'Keeps getting better:' Expert says Trump trial delay just served Jack Smith a win

Special Counsel Jack Smith delivers remarks on a recently unsealed indictment including four felony counts against former U.S. President Donald Trump on August 1, 2023 in Washington, DC. Trump was indicted on four felony counts for his alleged efforts to overturn the 2020 election. (Photo by Drew Angerer/Getty Images)

The ongoing delay in former President Donald Trump's classified documents case has outraged critics who say Judge Aileen Cannon is tipping the scales in favor of the man who appointed her, but one legal expert Tuesday made a case for a surprising benefactor: special counsel Jack Smith.

Former federal prosecutor Joyce Vance pointed to reports of Trump's 2020 Mar-a-Lago trip, "kept quiet" by aides, that has raised suspicions among Smith's team of prosecutors conducting a probe.
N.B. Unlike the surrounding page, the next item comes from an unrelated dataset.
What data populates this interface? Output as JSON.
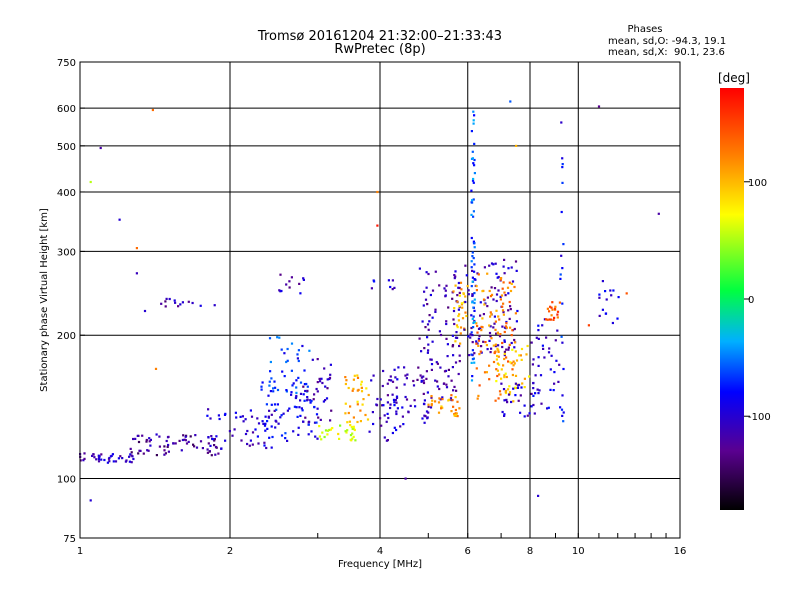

"Delay helps Trump in a very real sense but also hurts," Vance wrote. "Over time, the government's evidence keeps getting better."

Want more breaking political news? Click for the latest headlines at Raw Story.

The trip in question took place in July 2022, just weeks before FBI agents searched Trump's social club for the classified documents at the heart of Smith's Espionage Violations case, ABC News was first to report Monday.

"Several witnesses who spoke to investigators described the trip as highly unusual, given that Trump typically spends the summer months at his Bedminster club in New Jersey," sources reportedly told ABC News. "And because Trump's living quarters at his Mar-a-Lago property were under construction at the time of the visit."

ALSO READ: ‘Harm Democrats’: Republican lawmakers practically giddy about Trump prison silver lining

Americans Tuesday were given a novel look inside what Trump might have found when Smith shared shocking photos of cluttered boxes in haphazard heaps taken from inside the Florida social club.

"Trump personally chose to keep documents containing some of the nation’s most highly guarded secrets in cardboard boxes," Smith wrote in his rebuttal to the former president's dismissal motion.

"They landed in stacks in the storage room, several boxes fell and splayed their contents on the floor."

Keen-eyed observers also noted the documents stored alongside cases of Diet Coke, rumpled clothes and portrait that portrays Trump with eagle-wing horns.

Vance's take on the new information was met with skepticism from followers who raised concerns about Cannon's priorities and courtroom practices.

"Judge Aileen Manchurian Candidate is doing her best though--to stop the wheels of justice from every turning," replied Art Martin.

"It isn't going to matter in Cannon's Court," added X user Brad Moore. "She's either going to delay this case until March of 2025, or just dismiss the entire case."